In her year as a Leshner Leadership Institute Fellow, Hill’s goal is “to create a web that extends beyond [her personal reach], and help the people around me in building up a practice of public engagement.” As part of that goal, Hill successfully developed and gave a one-week, intensive short course in science communication for UC Davis graduate and postdoc scientists, a distillation of a longer course she taught in 2015. Students who took the earlier course joined Hill as instructors for the new one, along with guest speakers from journalism, science policy and industry.
At the same time, Hill has been exploring other ways to boost the perceived value of public engagement among academic researchers at her university. In a Medium post, she described both “pushing and pulling” to motivate engagement by scientists (“pushing” through training and building confidence, and “pulling” through incentive structures). Since writing this piece, Hill has been contacted by other groups at UC Davis wanting her “to help them look at ways to formalize how faculty and students are rewarded for public engagement,” she says. She is now on the UC Davis Provost’s Advisory Board on Strategic Communications.
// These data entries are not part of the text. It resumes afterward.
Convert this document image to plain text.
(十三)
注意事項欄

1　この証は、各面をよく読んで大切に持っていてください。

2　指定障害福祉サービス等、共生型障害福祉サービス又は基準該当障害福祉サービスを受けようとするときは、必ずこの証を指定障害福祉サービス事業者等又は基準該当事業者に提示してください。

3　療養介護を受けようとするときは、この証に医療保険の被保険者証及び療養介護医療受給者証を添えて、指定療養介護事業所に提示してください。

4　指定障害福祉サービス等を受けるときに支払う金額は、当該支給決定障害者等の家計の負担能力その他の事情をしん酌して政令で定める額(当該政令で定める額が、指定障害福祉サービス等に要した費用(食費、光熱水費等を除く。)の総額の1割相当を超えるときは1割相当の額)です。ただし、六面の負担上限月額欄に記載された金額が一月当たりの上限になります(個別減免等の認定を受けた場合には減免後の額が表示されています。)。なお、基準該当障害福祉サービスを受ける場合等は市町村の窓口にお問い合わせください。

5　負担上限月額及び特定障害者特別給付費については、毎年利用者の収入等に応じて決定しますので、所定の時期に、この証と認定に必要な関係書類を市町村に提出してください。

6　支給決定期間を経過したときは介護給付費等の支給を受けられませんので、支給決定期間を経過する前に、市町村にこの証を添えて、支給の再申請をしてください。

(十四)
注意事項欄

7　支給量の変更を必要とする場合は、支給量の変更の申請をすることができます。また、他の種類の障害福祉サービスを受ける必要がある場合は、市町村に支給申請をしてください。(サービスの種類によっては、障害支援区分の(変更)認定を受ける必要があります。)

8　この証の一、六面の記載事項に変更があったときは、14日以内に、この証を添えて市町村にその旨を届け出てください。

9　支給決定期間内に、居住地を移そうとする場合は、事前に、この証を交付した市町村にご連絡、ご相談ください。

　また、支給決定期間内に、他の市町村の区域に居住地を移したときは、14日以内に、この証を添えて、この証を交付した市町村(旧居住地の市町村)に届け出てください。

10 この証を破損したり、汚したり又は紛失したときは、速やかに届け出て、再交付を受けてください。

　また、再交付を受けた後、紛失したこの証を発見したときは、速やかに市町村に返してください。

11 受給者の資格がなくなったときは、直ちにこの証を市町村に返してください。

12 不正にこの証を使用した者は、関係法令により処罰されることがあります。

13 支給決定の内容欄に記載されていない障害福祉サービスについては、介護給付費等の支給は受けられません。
With several other university organizations and state science agencies, she also just helped to organize and host a science communication workshop on campus that drew over 200 people. “The enthusiasm of the local scientific community for this training event was really exciting, and speaks volumes about the desire for scientists to engage publicly.”
While expanding her web, Hill works hard to maintain an active Twitter account (@Tessa_M_Hill), and continues to give media interviews, including an upcoming interview with the “People Behind the Science” podcast. Like many of her colleagues, Hill still worries that her outreach activities might mark her as “not scientifically rigorous” among her peers. This perception, she says, is something institutions can help combat when they encourage engagement, sending the message that it is a valued use of scientists’ time.
The AAAS Leshner Leadership Institute was founded in 2015 and operates through philanthropic gifts in honor of CEO Emeritus Alan I. Leshner. Each year, the Institute provides public engagement training and support to 15 mid-career scientists from an area of research at the nexus of science and society.